Sylvilla: Eles dançam seus batuques
Sylvilla: They Dance to Her Drum Ayoka Chenzira | EUA | 1979, 25’, cópia digital (Milestone Films & Kino Lorber) Filmado em 16 mm e apresentado em um novo scan 4K, este curta documentário é um retrato da dançarina e coreógrafa Sylvilla Fort, uma artista negra pioneira que influenciou uma geração de dançarinas. “Esse é um trabalho extremamente pessoal sobre minha professora de dança”, comenta a diretora Ayoka Chenzira. “Ela morreu antes que estivesse terminado. É o único documentário feito sobre essa mulher, que é o elo entre [os bailarinos e coreógrafos] Katherine Dunham e Alvin Ailey. Ela morreu cinco dias após um incrível tributo a ela ser realizado na data do meu aniversário. Após sua morte, fiquei um bom tempo sem conseguir fazer filmes.”
Calypso Rose
Calypso Rose – The Lioness of the Jungle Pascale Obolo | França, Trinidad e Tobago | 2011, 85’, DCP (Arte Distribution) Embaixatriz da música caribenha, Calypso Rose é uma lenda viva. Para homenageá-la, a cineasta franco-camaronesa Pascale Obolo passou quatro anos com a diva da Calypso Music, em uma trajetória muito especial. “Juntas, refizemos os passos de sua vida passada e presente”, comenta a diretora Pascale Obolo. “Eu estava com ela quando ela gravou seu último álbum em Paris, visitamos Nova York, onde ela vive pelos últimos 20 anos, e viajamos para Tobago, a ilha onde ela nasceu e para onde retorna regularmente para se reconectar com suas raízes africanas e sua grande paixão pela pesca e sua espiritualidade, e depois para Trinidad, onde sua carreira internacional começou − e até para a África, para redescobrir suas raízes.” O documentário aborda não só a memória, o intercâmbio e a descoberta de diversas culturas do mundo, mas também a jornada de uma mulher 24
militante e autêntica. Cantora e compositora, feminista, espiritualista, celebridade e mulher negra consciente de sua origem. Nas palavras de Obolo, “na aurora da sua vida, acompanho uma grande senhora pela vereda da memória. Nessa busca, encontramos alguns cúmplices, companheiros de conflitos ou amigos de longa data. Avançando no fio que liga seu mundo privado ao exterior, somamos e subtraímos o resto de seus sonhos e suas decepções.
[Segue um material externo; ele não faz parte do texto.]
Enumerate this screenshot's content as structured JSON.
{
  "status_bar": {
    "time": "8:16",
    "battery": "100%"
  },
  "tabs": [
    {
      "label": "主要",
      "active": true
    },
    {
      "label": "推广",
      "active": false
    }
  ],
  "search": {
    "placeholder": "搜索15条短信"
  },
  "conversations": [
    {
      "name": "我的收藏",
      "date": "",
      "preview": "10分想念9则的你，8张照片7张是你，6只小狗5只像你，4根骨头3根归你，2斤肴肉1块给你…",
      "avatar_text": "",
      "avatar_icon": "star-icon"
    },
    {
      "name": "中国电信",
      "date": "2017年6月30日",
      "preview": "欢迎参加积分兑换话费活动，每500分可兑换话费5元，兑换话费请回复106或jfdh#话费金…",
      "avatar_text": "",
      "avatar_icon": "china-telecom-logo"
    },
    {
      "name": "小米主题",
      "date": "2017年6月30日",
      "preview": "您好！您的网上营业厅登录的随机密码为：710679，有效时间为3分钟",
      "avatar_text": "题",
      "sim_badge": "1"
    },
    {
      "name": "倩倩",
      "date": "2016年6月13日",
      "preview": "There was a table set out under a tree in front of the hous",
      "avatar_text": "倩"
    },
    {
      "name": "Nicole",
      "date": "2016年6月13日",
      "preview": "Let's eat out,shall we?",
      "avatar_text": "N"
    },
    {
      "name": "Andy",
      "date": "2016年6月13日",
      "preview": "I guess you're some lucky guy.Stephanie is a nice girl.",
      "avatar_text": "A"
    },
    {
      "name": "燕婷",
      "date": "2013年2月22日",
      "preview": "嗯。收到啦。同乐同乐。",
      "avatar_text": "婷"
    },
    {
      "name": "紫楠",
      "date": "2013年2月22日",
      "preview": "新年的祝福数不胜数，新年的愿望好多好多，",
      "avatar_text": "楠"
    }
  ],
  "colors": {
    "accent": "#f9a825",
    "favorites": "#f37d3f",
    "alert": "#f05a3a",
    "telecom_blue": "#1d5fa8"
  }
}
Ela compartilha conosco o que a faz viver e o que nos faz viver. Porque a história dela também é a nossa.” [Depoimento de Pascale Obolo no portal AfricAvenir, em francês: bit.ly/calypsoims] Ingressos: R$ 10 (inteira) e R$ 5 (meia).
Meu amigo Fela
Joel Zito Araújo | Brasil | 2019, 92’, DCP (O2 Play) Revolucionário, visionário, gênio, guerrilheiro, pan-africanista e pop star. São muitos adjetivos que podem ser aplicados a Olufela Olusegun Oludotun Ransome-Kuti, mais conhecido como Fela Kuti. Nascido na Nigéria em outubro de 1938, Fela estudou música em Londres e faleceu em agosto de 1997. O multi-instrumentista foi um dos pioneiros do gênero afrobeat, além de ter sido ativista político e defensor dos direitos humanos. Em Meu amigo Fela, o diretor brasileiro Joel Zito Araújo vai a Nova York entrevistar o cubano Carlos Moore, amigo íntimo e biógrafo oficial de Fela, com o objetivo de tentar entender o homem que viveu por trás do mito de “excêntrico ídolo pop africano do gueto”. Segundo o diretor, Carlos Moore não é o único amigo de Fela a que o título do filme faz referência. “Na realidade, o título Meu amigo Fela refere-se a todos os amigos de Fela Kuti que estão no filme, e indiretamente eu, um amigo mesmo que imaginário”, conta o realizador em entrevista à Revista
de Cinema. “O dispositivo fílmico para contar a história do Fela consistiu em buscar os relatos dos amigos íntimos desse grande e trágico artista. Lá, você verá o biógrafo, a amante norte-americana que fez a cabeça de Fela, o filho, uma das suas 27 esposas, os artistas gráficos, o baterista que ajudou a criar o afrobeat, e assim por diante. Eu queria, portanto, fazer um documentário que entrasse na intimidade de Fela, e esta foi a estratégia que inventei. Carlos Moore acabou tendo um papel discreto de condutor da memória coletiva. É importante também dizer que Fela foi a minha maneira de falar da África, da geração de pan-africanistas que sempre admirei e de minhas angústias com as tragédias que o continente viveu e vive. É, portanto, um filme que tem também o meu ponto de vista, nesse sentido.” [Íntegra da entrevista de Joel Zito Araújo em: bit. ly/felaims] Ingressos: R$ 10 (inteira) e R$ 5 (meia).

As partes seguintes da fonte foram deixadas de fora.